The third day was my favorite in Hong Kong, without a doubt. I knew HK was a modern city, but I had no idea it was so green. Early in the morning, we took a ferry to an island named Lamma. The ride only took about half an hour and was calm for the most part. I think we were all pleasantly surprised when we stepped off the boat and onto the small island where there are absolutely no cars or roads. We saw seafood restaurants, small shops and marts, it was amazing. We got off at one port then walked around the beautiful island to the other port where we would depart. After walking around and browsing through shops, we ate right by the boardwalk and watched the sun go down on another beautiful day in Hong Kong. We quickly made our way back to the ferry and onto a bus that took us to Victoria's Peak. And when I say peak, I really mean we were at the peak of the city. The fireworks were that night and we were able to barely catch a glimpse over the crowd to see the magnificent display. But once everyone cleared out, we were really able to appreciate the view. I can't think of a skyline more beautiful than Hong Kong's from that summit. It was truly breathtaking.
Our last day in Hong Kong was a lazy one. We slept in and then took our time getting ready, finally making our way to an H&M to buy clothes that fit us the way they're supposed to. Good-bye paycheck!
We had a quick and easy flight home the next morning. During our layover in Shanghai, the man giving us our boarding passes asked us where we were going after Korea. "Busan is home," I said. It felt strangely comforting. I'm going to miss this country so damn much.
But aside from that, this trip was truly amazing in every sense of the word. It was so easy to navigate through HK and it seemed as though everyone spoke almost perfect English with British accents. And I mean everyone. People working in 7/11, waiters, strangers on the street offering to help when we were lost. The only part I had trouble adjusting to was money. Although everything was surprisngly cheap, the conversion threw me off a bit. To put it simply, one US dollar is equal to about 8 HK dollars. I would see a bottle of water for $8.50 and think I was going to go bankrupt after the first hour in the country, but it wound up only being a buck.
If anyone ever wanted to go to Hong Kong I would highly reccommend it.
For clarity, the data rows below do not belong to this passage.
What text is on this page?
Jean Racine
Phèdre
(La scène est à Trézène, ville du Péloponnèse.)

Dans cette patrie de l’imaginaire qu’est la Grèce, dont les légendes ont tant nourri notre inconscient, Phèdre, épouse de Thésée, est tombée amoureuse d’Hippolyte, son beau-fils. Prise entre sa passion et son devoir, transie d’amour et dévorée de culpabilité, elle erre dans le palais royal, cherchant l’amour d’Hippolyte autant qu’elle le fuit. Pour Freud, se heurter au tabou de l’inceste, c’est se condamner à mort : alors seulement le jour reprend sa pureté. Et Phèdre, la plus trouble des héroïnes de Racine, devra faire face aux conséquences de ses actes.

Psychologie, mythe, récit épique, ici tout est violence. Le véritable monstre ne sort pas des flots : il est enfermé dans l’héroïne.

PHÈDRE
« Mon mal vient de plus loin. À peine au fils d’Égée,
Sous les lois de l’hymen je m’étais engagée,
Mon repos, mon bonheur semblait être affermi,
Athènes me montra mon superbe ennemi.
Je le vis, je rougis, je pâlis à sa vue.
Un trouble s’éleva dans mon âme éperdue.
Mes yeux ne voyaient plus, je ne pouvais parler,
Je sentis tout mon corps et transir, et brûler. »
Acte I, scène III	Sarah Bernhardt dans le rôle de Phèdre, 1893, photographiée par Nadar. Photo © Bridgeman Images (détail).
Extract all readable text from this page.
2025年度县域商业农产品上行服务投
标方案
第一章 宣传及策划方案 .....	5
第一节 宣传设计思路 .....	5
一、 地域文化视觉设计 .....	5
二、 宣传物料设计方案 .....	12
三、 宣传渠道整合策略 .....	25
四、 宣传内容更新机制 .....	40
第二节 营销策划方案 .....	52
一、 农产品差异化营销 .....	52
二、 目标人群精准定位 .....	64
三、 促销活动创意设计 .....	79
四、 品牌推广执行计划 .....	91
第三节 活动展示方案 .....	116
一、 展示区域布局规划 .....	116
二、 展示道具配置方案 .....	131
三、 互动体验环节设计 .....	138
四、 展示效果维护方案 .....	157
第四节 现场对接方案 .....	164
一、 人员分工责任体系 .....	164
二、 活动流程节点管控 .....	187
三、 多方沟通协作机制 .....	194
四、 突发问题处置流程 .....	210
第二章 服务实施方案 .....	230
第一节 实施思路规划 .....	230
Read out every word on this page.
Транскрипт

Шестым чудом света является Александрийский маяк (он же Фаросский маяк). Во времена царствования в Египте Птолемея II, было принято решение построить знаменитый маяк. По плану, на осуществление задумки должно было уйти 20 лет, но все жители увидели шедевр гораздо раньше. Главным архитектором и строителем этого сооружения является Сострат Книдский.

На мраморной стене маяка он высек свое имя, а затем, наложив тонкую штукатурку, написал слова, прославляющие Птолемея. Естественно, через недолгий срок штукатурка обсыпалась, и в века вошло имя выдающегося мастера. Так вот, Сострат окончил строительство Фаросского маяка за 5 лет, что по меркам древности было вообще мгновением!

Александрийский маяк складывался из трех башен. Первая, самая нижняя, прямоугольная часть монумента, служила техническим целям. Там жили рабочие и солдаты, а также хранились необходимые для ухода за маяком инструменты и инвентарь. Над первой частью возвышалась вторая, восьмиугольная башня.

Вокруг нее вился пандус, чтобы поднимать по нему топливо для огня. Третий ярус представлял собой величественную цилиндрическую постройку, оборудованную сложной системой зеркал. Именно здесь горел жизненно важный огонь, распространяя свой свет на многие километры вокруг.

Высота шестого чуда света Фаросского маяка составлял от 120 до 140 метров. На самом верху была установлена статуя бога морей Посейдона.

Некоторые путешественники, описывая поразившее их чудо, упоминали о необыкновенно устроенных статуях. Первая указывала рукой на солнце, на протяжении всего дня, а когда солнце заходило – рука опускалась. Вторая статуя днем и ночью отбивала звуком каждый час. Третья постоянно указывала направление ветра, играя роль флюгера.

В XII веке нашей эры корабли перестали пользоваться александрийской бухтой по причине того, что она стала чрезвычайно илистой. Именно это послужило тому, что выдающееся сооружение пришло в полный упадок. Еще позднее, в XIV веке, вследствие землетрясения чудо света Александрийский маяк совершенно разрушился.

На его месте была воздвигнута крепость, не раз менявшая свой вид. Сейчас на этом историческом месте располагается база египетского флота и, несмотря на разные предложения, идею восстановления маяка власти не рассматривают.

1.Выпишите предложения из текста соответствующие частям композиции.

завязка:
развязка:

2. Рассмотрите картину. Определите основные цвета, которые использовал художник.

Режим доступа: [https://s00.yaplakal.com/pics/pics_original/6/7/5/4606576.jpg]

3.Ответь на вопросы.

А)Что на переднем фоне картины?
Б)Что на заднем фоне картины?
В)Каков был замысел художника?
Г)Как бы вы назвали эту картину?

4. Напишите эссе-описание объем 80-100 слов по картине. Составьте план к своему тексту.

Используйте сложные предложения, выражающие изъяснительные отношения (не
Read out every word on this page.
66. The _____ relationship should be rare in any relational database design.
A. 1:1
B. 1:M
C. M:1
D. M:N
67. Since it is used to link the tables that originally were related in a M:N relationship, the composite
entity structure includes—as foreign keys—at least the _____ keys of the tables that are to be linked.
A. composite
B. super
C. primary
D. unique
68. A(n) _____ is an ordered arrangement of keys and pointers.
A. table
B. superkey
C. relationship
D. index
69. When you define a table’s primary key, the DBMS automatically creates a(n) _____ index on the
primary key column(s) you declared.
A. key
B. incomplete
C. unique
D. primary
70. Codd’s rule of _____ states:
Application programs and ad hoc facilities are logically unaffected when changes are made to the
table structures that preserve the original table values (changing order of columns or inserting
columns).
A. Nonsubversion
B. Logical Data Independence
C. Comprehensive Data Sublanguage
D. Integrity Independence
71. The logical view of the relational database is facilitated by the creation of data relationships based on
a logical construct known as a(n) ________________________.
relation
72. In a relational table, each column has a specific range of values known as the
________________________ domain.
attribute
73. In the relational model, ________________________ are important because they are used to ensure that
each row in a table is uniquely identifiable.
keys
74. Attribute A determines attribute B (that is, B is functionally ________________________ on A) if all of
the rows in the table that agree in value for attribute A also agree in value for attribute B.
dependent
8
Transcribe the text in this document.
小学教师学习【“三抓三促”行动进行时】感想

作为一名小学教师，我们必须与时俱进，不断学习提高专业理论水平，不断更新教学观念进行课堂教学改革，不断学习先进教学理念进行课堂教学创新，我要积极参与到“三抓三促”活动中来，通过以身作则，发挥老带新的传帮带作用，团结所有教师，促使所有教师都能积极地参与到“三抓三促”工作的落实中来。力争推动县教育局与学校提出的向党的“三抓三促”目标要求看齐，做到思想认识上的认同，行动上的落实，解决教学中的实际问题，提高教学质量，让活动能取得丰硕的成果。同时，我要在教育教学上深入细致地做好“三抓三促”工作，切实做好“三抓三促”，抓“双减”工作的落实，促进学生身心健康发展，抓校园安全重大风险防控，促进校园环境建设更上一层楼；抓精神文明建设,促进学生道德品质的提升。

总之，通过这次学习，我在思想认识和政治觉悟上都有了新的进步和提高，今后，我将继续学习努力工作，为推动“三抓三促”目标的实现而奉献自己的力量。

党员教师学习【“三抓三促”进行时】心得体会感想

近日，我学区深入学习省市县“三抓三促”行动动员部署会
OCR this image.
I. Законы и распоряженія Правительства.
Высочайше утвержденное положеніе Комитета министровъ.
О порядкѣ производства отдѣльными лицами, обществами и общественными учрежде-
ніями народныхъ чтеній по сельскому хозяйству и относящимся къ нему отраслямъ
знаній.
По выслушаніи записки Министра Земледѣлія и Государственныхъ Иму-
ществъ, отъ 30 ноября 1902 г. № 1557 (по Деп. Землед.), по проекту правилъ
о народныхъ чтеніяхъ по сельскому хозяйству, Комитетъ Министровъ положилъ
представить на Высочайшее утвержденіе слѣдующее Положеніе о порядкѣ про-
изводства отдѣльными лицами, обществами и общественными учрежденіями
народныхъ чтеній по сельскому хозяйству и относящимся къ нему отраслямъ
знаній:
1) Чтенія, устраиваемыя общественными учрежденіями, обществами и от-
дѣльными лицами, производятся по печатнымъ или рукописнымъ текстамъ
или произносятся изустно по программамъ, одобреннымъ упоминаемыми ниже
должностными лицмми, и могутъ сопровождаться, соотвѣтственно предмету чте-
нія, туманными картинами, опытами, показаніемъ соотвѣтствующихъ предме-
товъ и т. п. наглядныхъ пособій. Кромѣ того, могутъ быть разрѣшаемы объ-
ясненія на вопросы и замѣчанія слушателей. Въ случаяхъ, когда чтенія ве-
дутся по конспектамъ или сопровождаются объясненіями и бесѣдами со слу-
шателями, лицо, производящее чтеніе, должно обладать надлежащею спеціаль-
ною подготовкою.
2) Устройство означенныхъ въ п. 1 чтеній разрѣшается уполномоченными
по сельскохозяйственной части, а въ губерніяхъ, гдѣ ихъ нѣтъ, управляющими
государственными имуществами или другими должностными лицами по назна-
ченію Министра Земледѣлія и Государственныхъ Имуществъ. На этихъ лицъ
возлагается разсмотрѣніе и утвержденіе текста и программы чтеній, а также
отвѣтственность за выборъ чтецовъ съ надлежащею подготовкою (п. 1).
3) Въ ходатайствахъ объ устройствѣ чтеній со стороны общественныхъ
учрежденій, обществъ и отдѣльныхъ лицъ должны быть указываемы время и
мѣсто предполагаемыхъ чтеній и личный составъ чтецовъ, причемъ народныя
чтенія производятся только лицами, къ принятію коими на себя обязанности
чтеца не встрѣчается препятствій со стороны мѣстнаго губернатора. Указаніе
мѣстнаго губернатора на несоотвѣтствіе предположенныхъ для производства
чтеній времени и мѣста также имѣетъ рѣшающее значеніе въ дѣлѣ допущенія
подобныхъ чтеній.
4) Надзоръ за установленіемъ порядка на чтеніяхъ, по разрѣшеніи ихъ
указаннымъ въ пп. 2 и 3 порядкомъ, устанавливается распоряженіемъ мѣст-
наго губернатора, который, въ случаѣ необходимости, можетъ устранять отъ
It's a truly international city with great people. The food was mediocre at best, but when that's your only "complaint," I think that really says something. We hadn't planned to spend vacation with the people we did, but I couldn't imagine it being any other way. They made this trip unforgettable and we had a lot of laughs and made memories that will last us all a lifetime. I'm so glad I got to experience Hong Kong for myself. When I first booked the flight, I thought I had made a mistake and was certain I spent too much for only a few days away. In hindsight, I would have spent double. This holiday was priceless.